For more than eight decades traffic on Hall Quay and across the Haven Bridge, and activity in the River Yare, have been “monitored” through unblinking eyes... that see nothing.

Great Yarmouth Mercury: A packed Market Place listens to a General Election address in 1959.A packed Market Place listens to a General Election address in 1959. (Image: Archant)

Important occasions, like formal announcements outside the Town Hall opposite, have similarly been ignored. That fixed stare continues to watch the mundane and the extraordinary.

In my lifetime, despite working round the corner at our newspaper office in Regent Street, I had never noticed those sightless eyes under an ornate helmet despite passing them almost daily.

So I am indebted to regular correspondent Trevor Nicholls, Great Yarmouth's retired registrar living in Lowestoft, for drawing my attention to that sightless "onlooker" who resolutely maintains a persistent stony silence.

It just fits into my occasional topic of "ghost signs" - advertisements and other items still on public view although the businesses they represented are long gone.

Great Yarmouth Mercury: Yarmouth Town Hall balcony from which the General Election result was announced in 1964. Sitting Conservative MP Anthony Fell retained the seat, beating Clinton Davis (Labour) and Liberal David Spreckley.Yarmouth Town Hall balcony from which the General Election result was announced in 1964. Sitting Conservative MP Anthony Fell retained the seat, beating Clinton Davis (Labour) and Liberal David Spreckley. (Image: Archant)

The latest to be added to that list is... Winged Mercury. No - nothing to do with this newspaper, let me hasten to assure readers. It is a reference to classic legend.

An encyclopedia informs us that Mercury was the Roman god of shopkeepers and merchants, travellers and transporters of goods (and of thieves and tricksters) and is often identified with the Greek Hermes, the fleet-footed messenger of the gods.

"Ghostly allusions to long-gone businesses are a delight to those with a nostalgic eye," writes Trevor. "Usually these glimpses are words, but on Hall Quay there is a symbolic one, a reference derived from antiquity and now the sole clue as to the premises' former original use."

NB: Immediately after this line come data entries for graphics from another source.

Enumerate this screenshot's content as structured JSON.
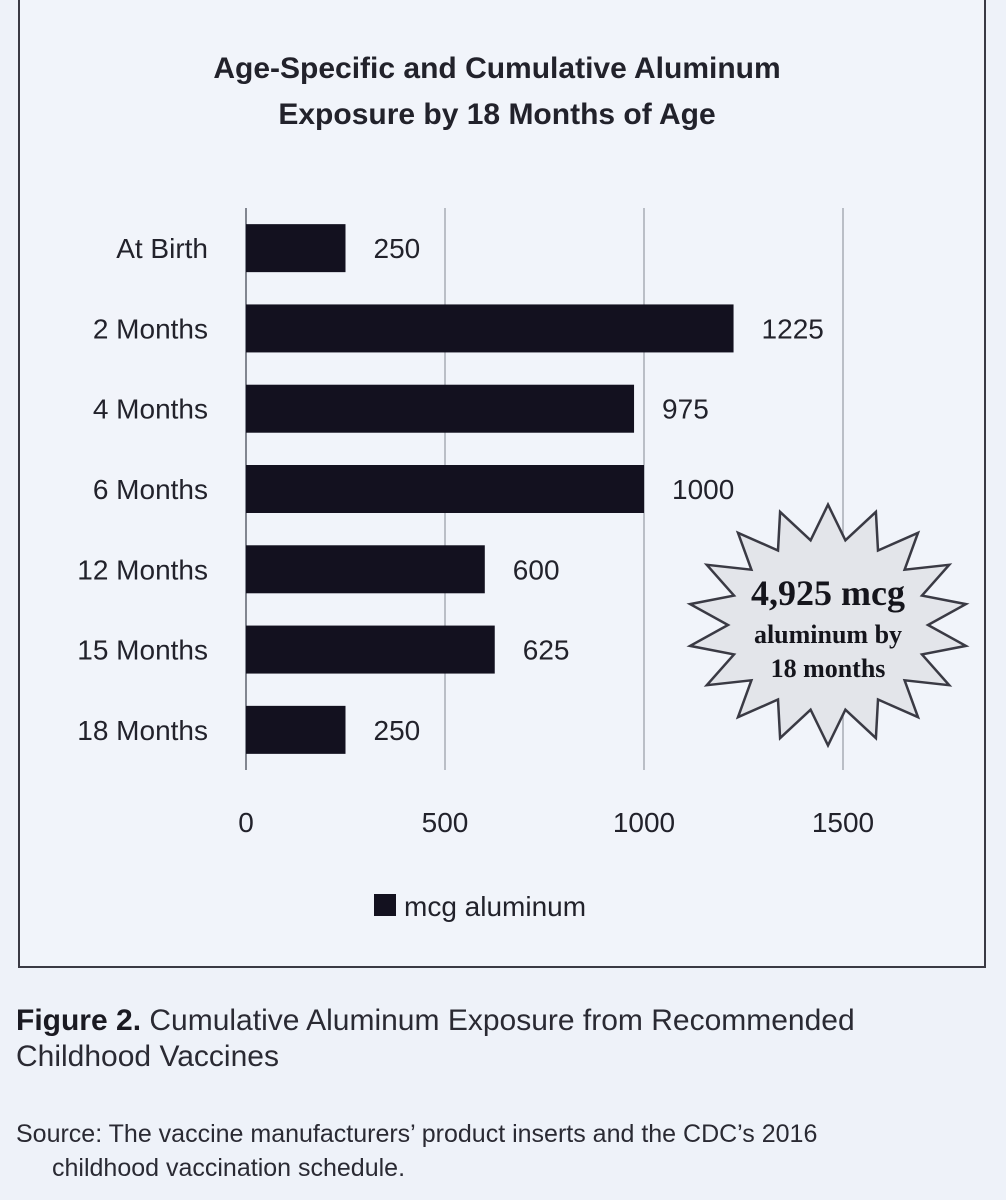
{
  "chart_data": {
    "type": "bar",
    "orientation": "horizontal",
    "title_line1": "Age-Specific and Cumulative Aluminum",
    "title_line2": "Exposure by 18 Months of Age",
    "categories": [
      "At Birth",
      "2 Months",
      "4 Months",
      "6 Months",
      "12 Months",
      "15 Months",
      "18 Months"
    ],
    "series": [
      {
        "name": "mcg aluminum",
        "values": [
          250,
          1225,
          975,
          1000,
          600,
          625,
          250
        ]
      }
    ],
    "data_labels": [
      "250",
      "1225",
      "975",
      "1000",
      "600",
      "625",
      "250"
    ],
    "x_ticks": [
      "0",
      "500",
      "1000",
      "1500"
    ],
    "x_tick_values": [
      0,
      500,
      1000,
      1500
    ],
    "xlim": [
      0,
      1500
    ],
    "xlabel": "",
    "ylabel": "",
    "grid": true,
    "legend_position": "bottom",
    "bar_color": "#13111f",
    "callout": {
      "line1": "4,925 mcg",
      "line2": "aluminum by",
      "line3": "18 months",
      "fill": "#e3e5ea"
    }
  },
  "caption": {
    "label": "Figure 2.",
    "text": " Cumulative Aluminum Exposure from Recommended Childhood Vaccines"
  },
  "source": {
    "line1": "Source: The vaccine manufacturers’ product inserts and the CDC’s 2016",
    "line2": "childhood vaccination schedule."
  }
}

Presumably the designers of the new telephone exchange in the Thirties were classicists, although Trevor whimsically notes the image's mundane role - "It is there, ever watching the traffic on Hall Quay."

Great Yarmouth Mercury: The entrance to Great Yarmouth's former telephone exchange on Hall Quay, built in 1936, with the sculpted head above the door.The entrance to Great Yarmouth's former telephone exchange on Hall Quay, built in 1936, with the sculpted head above the door. (Image: Archant)

Time was when Hall Quay bustled, with much for those blank "eyes" to observe, but the provision of a the Breydon Bridge and bypass in 1986 meant most traffic used that route instead of the Haven Bridge.

The face, sculpted from concrete (or marble?) is above a street door to a building that older generations of Yarmouthians will recall as the GPO telephone exchange, adjoining the head post office at the Regent Street corner.

Perhaps only a minority of the countless thousands of passers-by down the decades noticed it because it is high above steps and a distinctive doorway.

"There must have been a classicist in the architect's office 80 years ago," Trevor muses. I can think of no other explanation, unless you equate the "messenger" reference with the telephone exchange and messages being conveyed by phone and telegram.

After all, Hall Quay was a hub of business and commerce for much of the 20th century but, as we have noted here recently, foot-fall and vehicle numbers there have markedly slumped since all five busy bank branches that dominated this short stretch of road have now closed.

When traditional red telephone boxes were the norm because few homes had a phone, we relied on the public ones with their press buttons A and B.

Trevor recalls "the row of red telephone kiosks which stood in a row in front of the telephone exchange on Hall Quay", linking them to memories of Yarmouth's General Election votes, traditionally counted the following day.

"The ballot boxes were locked in a cell at the police station overnight, if I remember correctly," he writes. "The result was announced at about midday from the Town Hall balcony.

"At that time, all those red telephone boxes had been commandeered by Press men, standing half in and half out, ready to relay the Yarmouth result to their news rooms."

Local journalists had no need to commandeer a phone box - we just scurried a few paces to our Regent Street office to transmit the election outcome. And news agencies and national newspapers probably relied on local freelances rather than sending a journalist here.